28 juillet 2025

≡ Du Crime Et Du Châtiment…


Puis l'un des juges de la cité avança et dit : Parle-nous du Crime et du Châtiment.


Et il répondit :


Lorsque votre esprit erre sur le vent, vous vous retrouvez seuls sans gardien, causant du tort à autrui et donc à vous-même. Et pour avoir causé ce tort, vous devrez frapper à la porte des bienheureux et attendre un moment sans qu'on vous entende.


Tel l'océan est votre moi divin.

Il est à jamais pur et sans souillure.

Et comme l'éther, il ne soulève que les êtres ailés.

Et pareil au soleil est votre moi divin.


Il ne connaît pas les terriers des taupes ni ne recherche les nids des serpents. Mais votre moi divin n'habite pas seul en vous. Grande est la part encore humaine en vous, et grande aussi la part qui ne l'est pas encore, c'est un pygmée informe qui marche endormi dans la brume à la poursuite de son propre éveil.


Or, c'est de l'homme en vous que je voudrais vous parler maintenant. Car c'est lui qui connaît le crime et le châtiment du crime, et non pas votre moi divin ni ce pygmée dans la brume.


Souvent, je vous ai entendu parler de celui qui a mal agi comme s'il n'était pas l'un des vôtres, mais un inconnu, voire un intrus dans votre monde.


Et je vous dis que, comme les saints et les justes ne peuvent s'élever encore plus haut que ce qu'il y a de plus haut en vous, ainsi les méchants et les faibles ne peuvent tomber plus bas que ce qu'il y a de plus bas en vous.

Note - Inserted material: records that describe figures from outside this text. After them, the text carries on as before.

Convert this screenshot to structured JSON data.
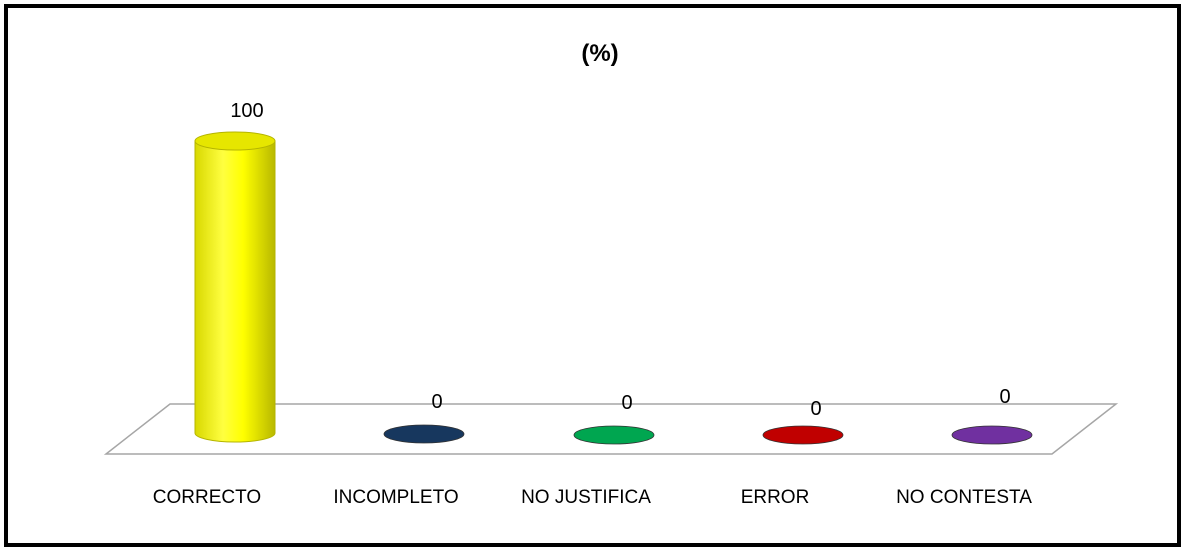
{
  "chart_data": {
    "type": "bar",
    "title": "(%)",
    "categories": [
      "CORRECTO",
      "INCOMPLETO",
      "NO JUSTIFICA",
      "ERROR",
      "NO CONTESTA"
    ],
    "values": [
      100,
      0,
      0,
      0,
      0
    ],
    "data_labels": [
      "100",
      "0",
      "0",
      "0",
      "0"
    ],
    "colors": [
      "#ffff00",
      "#17375e",
      "#00a650",
      "#c00000",
      "#7030a0"
    ],
    "ylim": [
      0,
      100
    ],
    "grid": false,
    "legend": "none",
    "style": "3d-cylinder"
  }
}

Et comme il n'est pas une seule feuille qui jaunisse sans le consentement tacite de l'arbre tout entier, de même, il n'est de malfaiteur qui accomplisse son méfait sans le secret accord de vous tous.


Comme une procession, vous marchez tous ensemble vers votre moi divin. Vous êtes à la fois le chemin et ceux qui cheminent. Lorsque l'un d'entre vous trébuche, il tombe pour ceux qui le suivent en les mettant en garde contre la pierre d'achoppement.


Et il tombe pour ces prédécesseurs qui, bien que plus rapides et plus affermis, n'ont pas repoussé la pierre d'achoppement.


Bien que ces mots pèsent sur votre cœur, je vous dis encore : 


La victime du meurtre n'est pas irresponsable de son propre meurtre.

La victime du vol n'est pas irréprochable d'avoir été volée.

Le bon n'est pas innocent des actes du méchant.

Celui qui a les mains blanches n'est pas lavé des agissements du félon.


Oui, l'offenseur est souvent la victime de l'offensé. Et plus souvent encore le condamné porte le fardeau de la peine à la place de ceux qui restent impunis et sans remords.


Vous ne pouvez séparer le juste de l'injuste et le bon du méchant.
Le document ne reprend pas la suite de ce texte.